Fri, November 9, 12:00 to 1:45pm, Westin Peachtree, Floor: Seventh, Augusta C (Seventh)

Session Submission Type: Non-Paper Session: Dialogue Format

Abstract

In every register—personal, political, scientific—stories of modern existence frequently rely upon a shared concept of progress. Within these narratives, science and technology often serve as the privileged conduit by which that progress might be attained; synchronically, disability often serves to epitomize the precarity and degradation to be vanquished. This narrative doubling is but one of the multiple intersections between Critical Disability Studies (CDS) and the Study of Science, Technology, and Medicine (STM) that this roundtable seeks to explore. By considering the ways in which each of these fields might be brought to bear on the temporalities, methodologies, and political implications of the other, its panelists will interrogate the allied emergences that are, have been, and might be, in the future.

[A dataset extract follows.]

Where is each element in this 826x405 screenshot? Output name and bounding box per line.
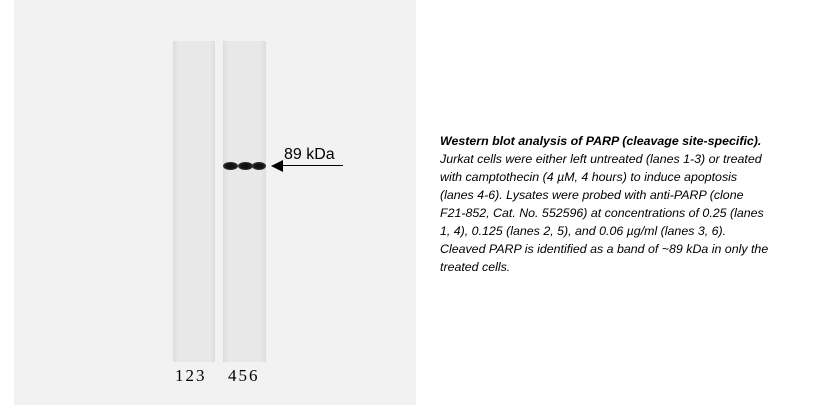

The roundtable seeks to underscore a multiplicity of intersections and entry points. As such, several of the participants will offer broad theoretical frameworks as ruminations through which to address the fields’ sometimes-allied, sometimes-competing emergences, while others will draw upon case studies to illustrate what might be possible as a result of sustained engagement. These brief presentations will be followed by abundant space for dialogic engagement between participants, as well as between participants and attendees. A number of central interrogatives will animate the roundtable as a whole: how, when, and why have these fields functioned alongside one another, whether cooperatively or combatively? What happens to scientific and medical narratives when we take seriously the queer and crip call to acknowledge alternate forms of change, as well as the stubborn phenomena of stagnation, repetition, and regression? How might the study of science, technology, and medicine complicate the willful, resistant subject at the heart of critical disability studies? Finally, and perhaps quixotically, is an allied emergence--crip science--possible? How might we study it if it was?